Pour le couple, Frantz Saumon est un « acteur majeur de l’appellation : il a fait beaucoup pour la qualité, pour le travail de la vigne, la vinification et le retour de l’appellation à l’international… ». Parachuté de son Berry sur Montlouis deux ans avant ces derniers, le vigneron est un paysan dans lequel les Jousset se sont immédiatement reconnus. « Quand tu débutes, tu te poses plein de questions sur la qualité, la politique tarifaire, commerciale… Il a été le seul à répondre sans filet, à bâton rompu et en totale confiance. »
Les années passent et se pose l’âpre question de la survie du domaine. « Entre 2012 et 2017, nous avons gelé quatre fois » se souvient Lise. La solution prendra la forme d’un « négoce paysan », d’ailleurs avec l’ami Frantz.
Le bouche à oreille les mettra sur la piste de vignerons bio du Sud partageant leur philosophie et acceptant de leur vendre une partie de leur récolte : du gamay de Gaillac, du colombard du Gers, et du muscat de Perpignan. Elle est vendangée par Bertrand et Lise avec la même rigueur qu’en Touraine.

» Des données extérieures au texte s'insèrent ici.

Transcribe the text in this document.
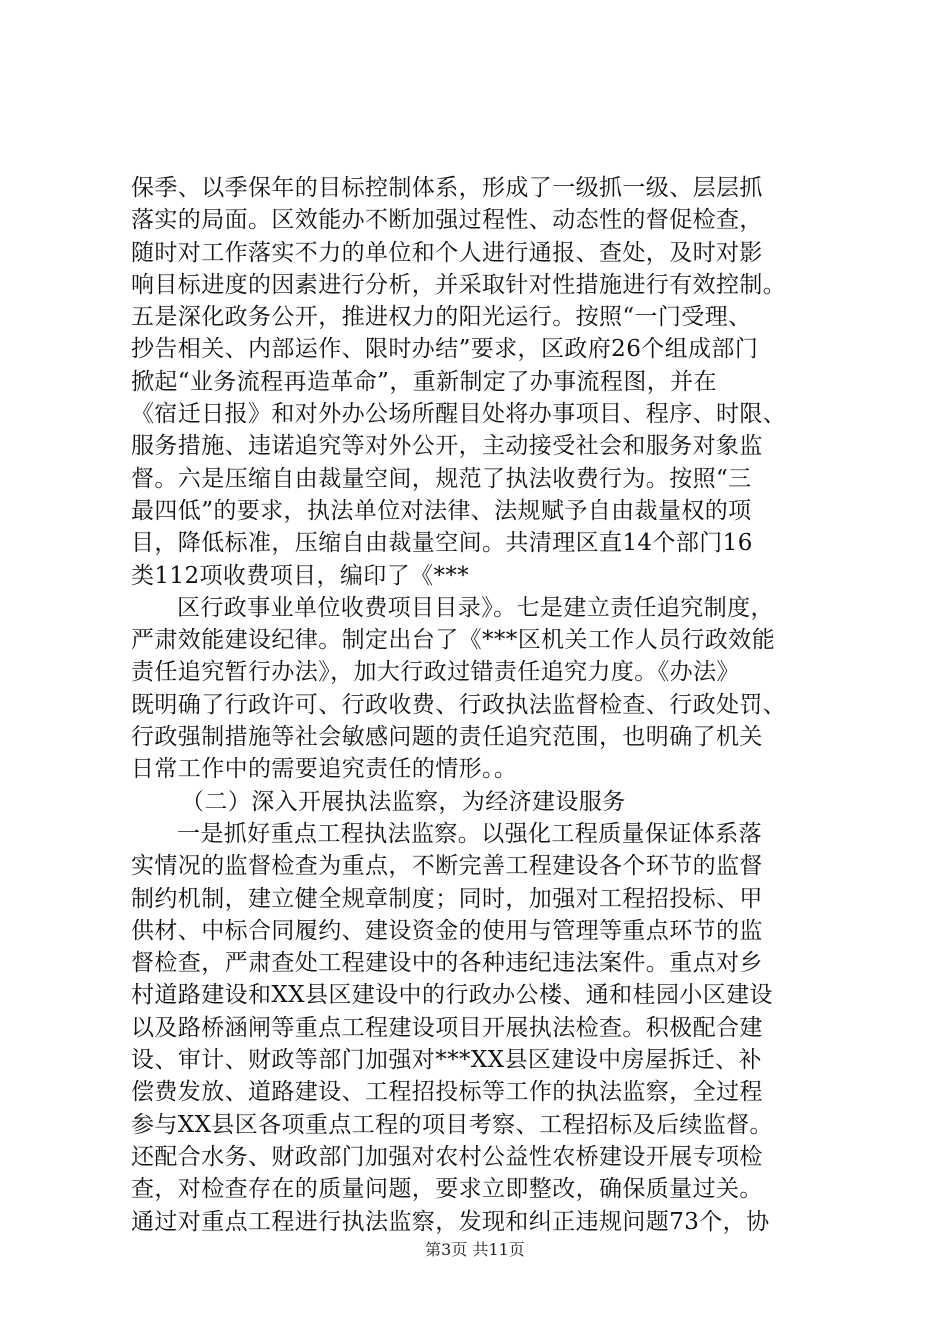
保季、以季保年的目标控制体系，形成了一级抓一级、层层抓
落实的局面。区效能办不断加强过程性、动态性的督促检查，
随时对工作落实不力的单位和个人进行通报、查处，及时对影
响目标进度的因素进行分析，并采取针对性措施进行有效控制。
五是深化政务公开，推进权力的阳光运行。按照“一门受理、
抄告相关、内部运作、限时办结”要求，区政府26个组成部门
掀起“业务流程再造革命”，重新制定了办事流程图，并在
《宿迁日报》和对外办公场所醒目处将办事项目、程序、时限、
服务措施、违诺追究等对外公开，主动接受社会和服务对象监
督。六是压缩自由裁量空间，规范了执法收费行为。按照“三
最四低”的要求，执法单位对法律、法规赋予自由裁量权的项
目，降低标准，压缩自由裁量空间。共清理区直14个部门16
类112项收费项目，编印了《***
区行政事业单位收费项目目录》。七是建立责任追究制度，
严肃效能建设纪律。制定出台了《***区机关工作人员行政效能
责任追究暂行办法》，加大行政过错责任追究力度。《办法》
既明确了行政许可、行政收费、行政执法监督检查、行政处罚、
行政强制措施等社会敏感问题的责任追究范围，也明确了机关
日常工作中的需要追究责任的情形。。
（二）深入开展执法监察，为经济建设服务
一是抓好重点工程执法监察。以强化工程质量保证体系落
实情况的监督检查为重点，不断完善工程建设各个环节的监督
制约机制，建立健全规章制度；同时，加强对工程招投标、甲
供材、中标合同履约、建设资金的使用与管理等重点环节的监
督检查，严肃查处工程建设中的各种违纪违法案件。重点对乡
村道路建设和XX县区建设中的行政办公楼、通和桂园小区建设
以及路桥涵闸等重点工程建设项目开展执法检查。积极配合建
设、审计、财政等部门加强对***XX县区建设中房屋拆迁、补
偿费发放、道路建设、工程招投标等工作的执法监察，全过程
参与XX县区各项重点工程的项目考察、工程招标及后续监督。
还配合水务、财政部门加强对农村公益性农桥建设开展专项检
查，对检查存在的质量问题，要求立即整改，确保质量过关。
通过对重点工程进行执法监察，发现和纠正违规问题73个，协
第3页 共11页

Il y aura donc deux domaines en un chez les Jousset : celui des vins du cru et celui, allez, j’ose, des quilles du « cuit » (origine méridionale oblige…). Les Exilés étaient nés. Ces raisins manquant dans leurs propres vignes sont arrachés à leur terre natale et vinifiés à Montlouis.
Tel ce Mosquito 2016 dont les 10 % de chenin ligérien ont succombé au charme oriental du muscat d’Alexandrie. Son pétillant naturel est rond, aromatique et sacrément gourmand.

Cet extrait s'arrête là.